Explanation: The **ceruminous glands** are specialized sudoriferous (sweat) glands located in the subcutaneous layer of the external auditory canal. They are histologically classified as **modified apocrine glands**. 1. **Why Apocrine is Correct:** These glands produce a secretion that mixes with the oily sebum from sebaceous glands to form **cerumen (earwax)**. Like other apocrine glands (found in the axilla and groin), they secrete by budding off a portion of the apical cytoplasm. Their primary role is to lubricate the canal and provide a protective barrier against foreign bodies, insects, and microbes. 2. **Analysis of Incorrect Options:** * **Eccrine glands:** These are the common sweat glands found all over the body (especially palms and soles) involved in thermoregulation.

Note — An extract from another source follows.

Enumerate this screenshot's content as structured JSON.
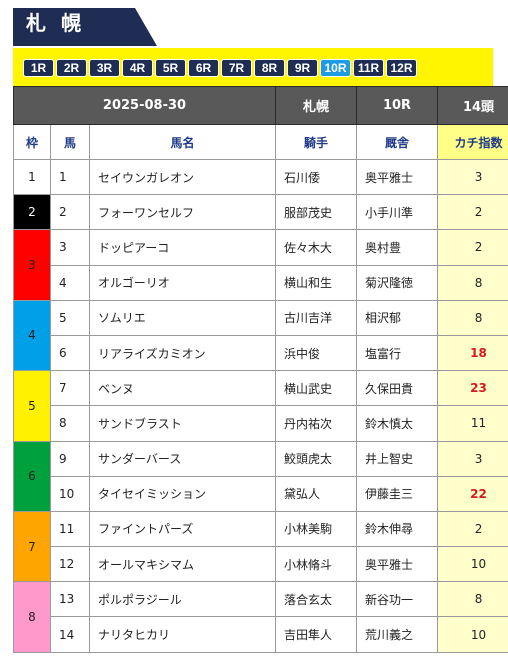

They secrete via exocytosis without loss of cell cytoplasm. * **Sebaceous glands:** These are holocrine glands that secrete sebum into hair follicles. While they contribute to earwax, the ceruminous glands themselves are not modified sebaceous glands. * **Holocrine glands:** This refers to a mode of secretion where the entire cell disintegrates (e.g., sebaceous glands). Ceruminous glands do not function this way. **High-Yield Clinical Pearls for NEET-PG:** * **Location:** Ceruminous glands are found only in the **outer cartilaginous 1/3rd** of the external auditory canal. The inner 2/3rd (bony part) lacks these glands. * **Function of Cerumen:** It has an acidic pH (approx. 6.1) which inhibits bacterial and fungal growth (otomycosis). * **Other Modified Apocrine Glands:** **Moll’s glands** (eyelids) and **Mammary glands** are also important examples of modified apocrine glands frequently tested in exams.